Microsoft Corp (MSFT.O) and Amazon.com Inc (AMZN.O) are doing comparable research on robots.
Google research scientist Fei Xia accepts a can of Coca-Cola from a robot during a demonstration of artificial intelligence technology at the company’s micro kitchen in Mountain View, California, U.S., on August 11, 2022. REUTERS/Paresh Dave
“It will take some time before we can really understand the direct commercial impact,” said Vincent Vanhoucke, Google’s senior director of robotics research.
When asked for help cleaning up a spill, the Google bot realizes that grabbing a sponge is a possible and smarter response than apologizing for making a mess.
Robots interpret natural-sounding commands, compare possible actions with their capabilities, and plan smaller steps to fulfill the request.

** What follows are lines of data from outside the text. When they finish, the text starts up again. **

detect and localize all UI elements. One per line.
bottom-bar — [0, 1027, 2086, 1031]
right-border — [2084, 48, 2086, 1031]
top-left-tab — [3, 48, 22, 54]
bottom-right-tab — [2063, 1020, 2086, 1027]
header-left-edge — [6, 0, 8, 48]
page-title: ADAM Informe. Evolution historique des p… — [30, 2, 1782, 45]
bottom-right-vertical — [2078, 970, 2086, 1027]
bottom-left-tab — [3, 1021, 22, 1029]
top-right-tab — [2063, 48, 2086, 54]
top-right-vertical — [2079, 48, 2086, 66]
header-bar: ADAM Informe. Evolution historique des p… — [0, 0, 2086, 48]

This chain was made possible by infusing the robots with language technology that pulls in understanding of the world from Wikipedia, social media and other web pages. Similar artificial intelligence underpins chatbots, or virtual assistants, but hasn’t been applied to robots as widely before, Google said.
It announced these efforts in a research paper in April. Since then, adding more sophisticated language to artificial intelligence has boosted the bots’ command success rate from 61% to 74%, according to a company blog post on Tuesday.
Fellow Alphabet subsidiary Everyday Robots makes the robots, which for now will be limited to serving snacks for employees.